I had fun, and it was the break I needed from my overwhelming work situation.  The Zoom format was surprisingly good for me--I don't know how the kids felt about it--and I got a lot out of Leitao's and Lenderman's sessions.  The openings prep was not really directed at where I am, but when you prepare for a bunch of unknown students you're just not going to please them all.

Combining the camp with a tournament did not seem to add that much, since we never discussed the tournament games except in the two one-on-one opening sessions, which were only 15 minutes each.  The GM who annotated the tournament games was not otherwise involved in the camp, so there was no real cross-fertilization.  Given the difficulty of arranging tournament games with players from both the East and West Coast, and the extra fatigue of having to play every day, I'm not sure it was an ideal arrangement.

An anonymous person identified only as "GMI Admin" did a tremendous amount of work organizing the Zooms, running the tournament, bugging people to schedule their tournament games and report the results, rescheduling when one of the GMs had a power outage, and generally making the whole thing work.  At the end of the camp they asked for feedback and I sent 4-5 pages of detailed notes.  I got back a very kind letter saying that it was like pulling teeth to get more than 1-2 lines from the kids, and would I like an extra GM annotation as a reward?  So I have GM notes on all 7 of my games rather than the expected 6.  I also found out who the anonymous organizer was:  Ellen Zhang.  Shout-out to her for a tough job well done.
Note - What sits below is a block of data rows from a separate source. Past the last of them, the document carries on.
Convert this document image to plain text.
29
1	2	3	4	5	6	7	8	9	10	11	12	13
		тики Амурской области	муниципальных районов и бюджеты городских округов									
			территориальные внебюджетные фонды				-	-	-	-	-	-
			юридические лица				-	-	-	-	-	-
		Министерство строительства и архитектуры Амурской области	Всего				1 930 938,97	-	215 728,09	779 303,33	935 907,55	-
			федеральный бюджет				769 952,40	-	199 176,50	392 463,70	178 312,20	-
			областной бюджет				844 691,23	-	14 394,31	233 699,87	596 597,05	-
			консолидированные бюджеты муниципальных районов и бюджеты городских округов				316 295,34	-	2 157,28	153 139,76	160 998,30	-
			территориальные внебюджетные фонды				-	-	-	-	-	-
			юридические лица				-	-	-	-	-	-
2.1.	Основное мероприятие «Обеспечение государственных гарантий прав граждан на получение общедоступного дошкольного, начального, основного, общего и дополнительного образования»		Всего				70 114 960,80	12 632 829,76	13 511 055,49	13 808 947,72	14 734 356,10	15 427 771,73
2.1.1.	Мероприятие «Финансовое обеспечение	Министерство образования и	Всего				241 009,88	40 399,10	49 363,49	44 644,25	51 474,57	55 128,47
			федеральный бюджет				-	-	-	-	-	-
My biggest beef with the camp was actually their publicity material, which made a number of claims that just weren't true.  I don't know if the camp has evolved away from its description, or the GMs just like to do their own thing...but it would be better to be accurate.

Ellen told me that I was the only adult they'd ever had.  I would actually recommend the experience to other adults.  The Zoom format prevents a lot of kid issues and the training was both entertaining and useful.  But you will have to budget an entire week and be prepared to work quite hard to keep up with the little guys.